The precise neural mechanism of this effect remains an open question, but it is aligned with the original orientation of MBCT: not the elimination of difficult emotions but the cultivation of a different relationship to them, one in which the body’s living experience of sadness is met with receptivity rather than suppressed by the impulse to think one’s way through it. This suggests that in MBCT teaching, drawing explicit attention to the importance of exploring the sensory texture of experience during difficult emotions may be as important as decentring, which has traditionally received more emphasis.


References

Farb, N. A. S., Anderson, A. K., Mayberg, H., Bean, J., McKeon, D., & Segal, Z. V. (2010). Minding one's emotions: Mindfulness training alters the neural expression of sadness. Emotion, 10(1), 25–33.

Farb, N. A. S., Desormeau, P., Anderson, A. K., & Segal, Z. V. (2022). Static and treatment-responsive brain biomarkers of depression relapse vulnerability following prophylactic psychotherapy: Evidence from a randomized control trial. NeuroImage: Clinical, 34, 102969.

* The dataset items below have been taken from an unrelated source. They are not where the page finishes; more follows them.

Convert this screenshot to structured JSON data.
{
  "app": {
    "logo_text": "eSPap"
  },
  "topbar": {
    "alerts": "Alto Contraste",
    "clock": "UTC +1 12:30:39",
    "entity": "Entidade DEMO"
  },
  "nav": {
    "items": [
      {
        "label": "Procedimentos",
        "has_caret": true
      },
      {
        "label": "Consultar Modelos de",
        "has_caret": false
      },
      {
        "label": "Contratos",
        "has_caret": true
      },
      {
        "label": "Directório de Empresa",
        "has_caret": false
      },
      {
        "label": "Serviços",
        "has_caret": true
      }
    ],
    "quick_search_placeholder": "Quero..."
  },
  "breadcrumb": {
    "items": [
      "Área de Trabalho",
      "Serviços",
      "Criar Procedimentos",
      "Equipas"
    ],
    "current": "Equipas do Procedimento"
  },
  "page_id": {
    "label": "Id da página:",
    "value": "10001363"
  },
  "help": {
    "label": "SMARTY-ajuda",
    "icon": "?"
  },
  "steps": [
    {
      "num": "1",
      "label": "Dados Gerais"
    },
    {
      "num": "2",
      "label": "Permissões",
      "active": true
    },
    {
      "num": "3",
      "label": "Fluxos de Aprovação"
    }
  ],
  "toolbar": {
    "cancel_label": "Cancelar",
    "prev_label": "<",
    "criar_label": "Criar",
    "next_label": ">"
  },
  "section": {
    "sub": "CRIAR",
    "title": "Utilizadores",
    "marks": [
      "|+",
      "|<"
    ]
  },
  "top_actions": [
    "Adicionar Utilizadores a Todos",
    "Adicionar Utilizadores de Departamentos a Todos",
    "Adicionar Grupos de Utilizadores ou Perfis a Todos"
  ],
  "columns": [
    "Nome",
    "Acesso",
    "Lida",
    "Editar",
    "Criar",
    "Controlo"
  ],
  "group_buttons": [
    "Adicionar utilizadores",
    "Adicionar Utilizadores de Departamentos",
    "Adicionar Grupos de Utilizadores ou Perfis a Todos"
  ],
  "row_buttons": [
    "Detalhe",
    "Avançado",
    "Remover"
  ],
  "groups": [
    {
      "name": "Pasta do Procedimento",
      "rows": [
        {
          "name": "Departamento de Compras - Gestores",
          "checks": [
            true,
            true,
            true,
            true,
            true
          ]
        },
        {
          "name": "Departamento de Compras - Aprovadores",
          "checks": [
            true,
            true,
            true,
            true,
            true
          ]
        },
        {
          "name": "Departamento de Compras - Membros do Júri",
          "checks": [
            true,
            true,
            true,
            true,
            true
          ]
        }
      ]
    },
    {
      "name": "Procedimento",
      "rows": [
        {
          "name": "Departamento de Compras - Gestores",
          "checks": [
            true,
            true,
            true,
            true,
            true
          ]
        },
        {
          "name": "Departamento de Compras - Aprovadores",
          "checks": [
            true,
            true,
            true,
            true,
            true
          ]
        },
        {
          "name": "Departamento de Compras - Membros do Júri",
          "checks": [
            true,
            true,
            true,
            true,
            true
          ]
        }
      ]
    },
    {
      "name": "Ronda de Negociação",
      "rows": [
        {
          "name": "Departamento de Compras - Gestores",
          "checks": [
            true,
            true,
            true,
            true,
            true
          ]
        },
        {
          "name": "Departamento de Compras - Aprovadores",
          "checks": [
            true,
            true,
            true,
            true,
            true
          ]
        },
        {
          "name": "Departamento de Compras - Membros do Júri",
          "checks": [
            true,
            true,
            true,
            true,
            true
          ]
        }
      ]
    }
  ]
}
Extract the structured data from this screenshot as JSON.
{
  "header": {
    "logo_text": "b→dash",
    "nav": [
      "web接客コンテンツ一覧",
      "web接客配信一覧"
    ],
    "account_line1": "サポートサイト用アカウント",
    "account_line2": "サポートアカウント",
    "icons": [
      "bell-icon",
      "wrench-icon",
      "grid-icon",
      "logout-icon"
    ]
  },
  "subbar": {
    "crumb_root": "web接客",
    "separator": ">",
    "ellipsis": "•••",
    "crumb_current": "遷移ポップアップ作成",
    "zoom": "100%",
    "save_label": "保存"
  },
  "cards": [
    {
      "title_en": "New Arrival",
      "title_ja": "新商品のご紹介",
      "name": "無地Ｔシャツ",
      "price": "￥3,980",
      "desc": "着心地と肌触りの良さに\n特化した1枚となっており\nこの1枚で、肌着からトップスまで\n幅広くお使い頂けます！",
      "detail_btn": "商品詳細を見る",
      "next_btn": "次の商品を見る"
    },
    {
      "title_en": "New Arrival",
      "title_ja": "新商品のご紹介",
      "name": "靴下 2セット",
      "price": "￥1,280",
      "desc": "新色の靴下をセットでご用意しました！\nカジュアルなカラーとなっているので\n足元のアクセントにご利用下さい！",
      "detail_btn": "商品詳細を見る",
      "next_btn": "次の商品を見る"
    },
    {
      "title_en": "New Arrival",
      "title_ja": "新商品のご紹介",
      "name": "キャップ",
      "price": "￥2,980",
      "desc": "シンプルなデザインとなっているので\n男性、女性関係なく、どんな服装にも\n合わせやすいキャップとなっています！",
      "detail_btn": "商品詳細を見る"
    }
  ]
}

Farb, N. A. S., & Segal, Z. V. (2024). Better in every sense: How the new science of sensation can help you reclaim your life. HarperCollins.

Segal, Z. V. (2025). Interoception, body awareness and mechanisms of change in mindfulness-based cognitive therapy. Keynote address at the Oxford Mindfulness Centre International Gathering, Oxford, UK.

Segal, Z. V., Williams, J. M. G., & Teasdale, J. D. (2013). Mindfulness-Based Cognitive Therapy for depression (2nd ed.). The Guilford Press.